Okay, here’s my take on sharing my “nba trade wizards” practice, blog-style.
## My NBA Trade Wizards Journey: A Deep Dive
Alright folks, so I dove headfirst into something kinda cool lately – trying to build an NBA trade analyzer, you know, like those “trade machine” things but, like, way more analytical. Here’s how it all went down.
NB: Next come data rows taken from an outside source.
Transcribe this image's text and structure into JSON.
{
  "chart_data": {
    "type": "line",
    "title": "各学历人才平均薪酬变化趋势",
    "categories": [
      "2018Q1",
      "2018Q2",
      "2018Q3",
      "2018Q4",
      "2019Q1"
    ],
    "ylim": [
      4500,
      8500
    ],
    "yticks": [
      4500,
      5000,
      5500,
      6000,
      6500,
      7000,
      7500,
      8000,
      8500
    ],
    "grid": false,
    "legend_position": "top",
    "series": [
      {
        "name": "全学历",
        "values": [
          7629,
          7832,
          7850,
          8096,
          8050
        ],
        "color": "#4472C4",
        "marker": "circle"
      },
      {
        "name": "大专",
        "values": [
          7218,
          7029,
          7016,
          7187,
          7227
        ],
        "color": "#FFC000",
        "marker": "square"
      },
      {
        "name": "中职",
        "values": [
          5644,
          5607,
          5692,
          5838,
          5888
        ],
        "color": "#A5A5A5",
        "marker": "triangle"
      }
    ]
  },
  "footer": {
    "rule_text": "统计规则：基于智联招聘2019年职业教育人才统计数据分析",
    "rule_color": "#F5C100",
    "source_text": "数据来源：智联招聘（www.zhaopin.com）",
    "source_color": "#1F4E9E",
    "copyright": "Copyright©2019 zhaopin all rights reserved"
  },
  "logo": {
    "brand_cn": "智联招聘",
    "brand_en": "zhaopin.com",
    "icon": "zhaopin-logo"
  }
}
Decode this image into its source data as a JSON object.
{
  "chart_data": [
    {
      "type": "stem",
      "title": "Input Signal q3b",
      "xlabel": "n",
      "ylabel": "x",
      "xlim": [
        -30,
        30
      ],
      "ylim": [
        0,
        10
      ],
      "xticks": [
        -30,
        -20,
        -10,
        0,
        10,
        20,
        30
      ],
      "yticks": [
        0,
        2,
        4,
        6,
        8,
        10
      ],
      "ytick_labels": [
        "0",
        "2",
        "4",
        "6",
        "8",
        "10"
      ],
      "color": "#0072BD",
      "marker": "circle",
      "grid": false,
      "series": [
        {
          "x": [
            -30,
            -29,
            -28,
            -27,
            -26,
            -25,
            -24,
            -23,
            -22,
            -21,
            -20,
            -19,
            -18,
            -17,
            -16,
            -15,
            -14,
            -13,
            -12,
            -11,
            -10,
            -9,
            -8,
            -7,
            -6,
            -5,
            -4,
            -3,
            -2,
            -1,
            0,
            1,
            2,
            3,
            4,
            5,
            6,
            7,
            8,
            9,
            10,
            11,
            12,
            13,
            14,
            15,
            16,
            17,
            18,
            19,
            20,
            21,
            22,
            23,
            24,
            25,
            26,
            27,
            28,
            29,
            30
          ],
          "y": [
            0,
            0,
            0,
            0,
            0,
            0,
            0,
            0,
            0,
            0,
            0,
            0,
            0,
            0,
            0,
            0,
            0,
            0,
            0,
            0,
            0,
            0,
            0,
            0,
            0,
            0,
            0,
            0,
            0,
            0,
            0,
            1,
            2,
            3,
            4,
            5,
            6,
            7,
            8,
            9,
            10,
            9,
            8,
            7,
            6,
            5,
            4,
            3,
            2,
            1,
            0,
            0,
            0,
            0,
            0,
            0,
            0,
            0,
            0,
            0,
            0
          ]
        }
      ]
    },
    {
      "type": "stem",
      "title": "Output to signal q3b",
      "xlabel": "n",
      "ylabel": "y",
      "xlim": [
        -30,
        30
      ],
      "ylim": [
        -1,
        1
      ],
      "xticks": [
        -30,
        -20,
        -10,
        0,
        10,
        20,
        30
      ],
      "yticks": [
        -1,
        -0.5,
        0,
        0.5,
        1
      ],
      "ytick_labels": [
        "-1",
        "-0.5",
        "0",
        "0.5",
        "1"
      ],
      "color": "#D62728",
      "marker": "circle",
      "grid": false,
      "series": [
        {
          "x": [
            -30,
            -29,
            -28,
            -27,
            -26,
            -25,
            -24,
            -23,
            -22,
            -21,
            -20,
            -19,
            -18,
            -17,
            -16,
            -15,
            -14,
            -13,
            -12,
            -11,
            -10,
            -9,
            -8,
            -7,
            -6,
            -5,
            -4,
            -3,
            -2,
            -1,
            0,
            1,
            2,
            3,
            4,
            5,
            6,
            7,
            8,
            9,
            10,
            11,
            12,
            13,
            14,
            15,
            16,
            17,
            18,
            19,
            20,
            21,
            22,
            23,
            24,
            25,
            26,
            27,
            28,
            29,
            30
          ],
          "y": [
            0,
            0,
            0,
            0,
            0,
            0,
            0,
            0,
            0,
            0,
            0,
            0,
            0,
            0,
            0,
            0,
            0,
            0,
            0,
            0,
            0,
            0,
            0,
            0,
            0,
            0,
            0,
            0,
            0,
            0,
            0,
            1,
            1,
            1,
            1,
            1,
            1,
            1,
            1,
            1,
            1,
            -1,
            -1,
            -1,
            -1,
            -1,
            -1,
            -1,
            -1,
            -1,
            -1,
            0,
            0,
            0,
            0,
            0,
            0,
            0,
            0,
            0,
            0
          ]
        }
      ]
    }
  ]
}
Getting Started: The Data Hunt
First things first, I needed data. Lots of it. I spent ages scraping player stats, salaries, team records – you name it – from different sports websites. It was a total pain. I used Python with Beautiful Soup. I had to tweak my scraping code like a million times because websites kept changing their layouts. Honestly, this part took way longer than I thought.
- Scraped player stats (points, rebounds, assists, etc.) from *
- Grabbed salary data from a couple of different sites (Spotrac, Basketball-Reference)
- Got team standings info – wins, losses, all that jazz – again, from *
Cleaning the Mess: Data Wrangling
Oh man, data cleaning… This was a nightmare. Different sites use different naming conventions for players, teams, stats… It was all over the place. I had to write a bunch of scripts to standardize everything. I used Pandas in Python for this. I felt like a janitor, but hey, gotta have clean data, right? I renamed columns, converted data types (making sure numbers were numbers, not strings), and dealt with missing values (which were everywhere).
Building the Engine: Trade Logic

This is where it got interesting. I had to figure out how to programmatically determine if a trade was even legal according to NBA rules. So I started with the basics.
- Salary matching: This was the big one. NBA rules are complicated, but basically, teams can’t just trade players for peanuts. I implemented a system that calculates if the salaries being traded are within the allowable limits.
- Roster spots: You can’t trade for more players than you have roster spots available. Easy enough to check.
- Draft pick trading rules: This was a rabbit hole. There are so many restrictions on when and how you can trade future draft picks. I tried to implement the most common ones.
Adding the Secret Sauce: Win-Probability
Okay, so a legal trade isn’t necessarily a good trade. I wanted to add some kind of “win-probability” metric. This was the hardest part, and I’m still working on it.
I started with some simple things:
- Overall team rating: Based on team stats (offensive rating, defensive rating, etc.)
- Player impact: Using individual player stats to estimate how much a player contributes to a team’s win probability. I played around with different stats and formulas here.
- Factoring team chemistry: this is the tricky part, I have not solved this yet, but it is important, so I will keep on it.
The idea is to estimate how much a trade would change a team’s win probability. If a team is trading away a star player for a bunch of role players, their win probability would likely go down, even if the trade is technically legal.

The End Goal: A User Interface
Right now, it’s all code. I want to build a simple web interface where people can enter potential trades and see the analysis. I’m thinking of using Flask or Django for the backend and maybe React for the frontend.
The Challenges:
This project has not been easy. I keep encountering these issues.
- Salary cap rules are really complex
- Win probability is tough, the current solution is okay, but not great.
- Data quality, it seems the perfect data set just does not exist.
Lessons Learned

This project taught me a ton about data scraping, data cleaning, and the NBA’s byzantine trade rules.
Next Steps
Well, this project is far from done, but this is the plan
- Improve win probability calculations.
- Build a better UI.
- Maybe add some machine learning to predict player performance after a trade.
Stay Tuned!
I’ll keep you guys posted on my progress. It’s a fun project, and I’m learning a lot along the way.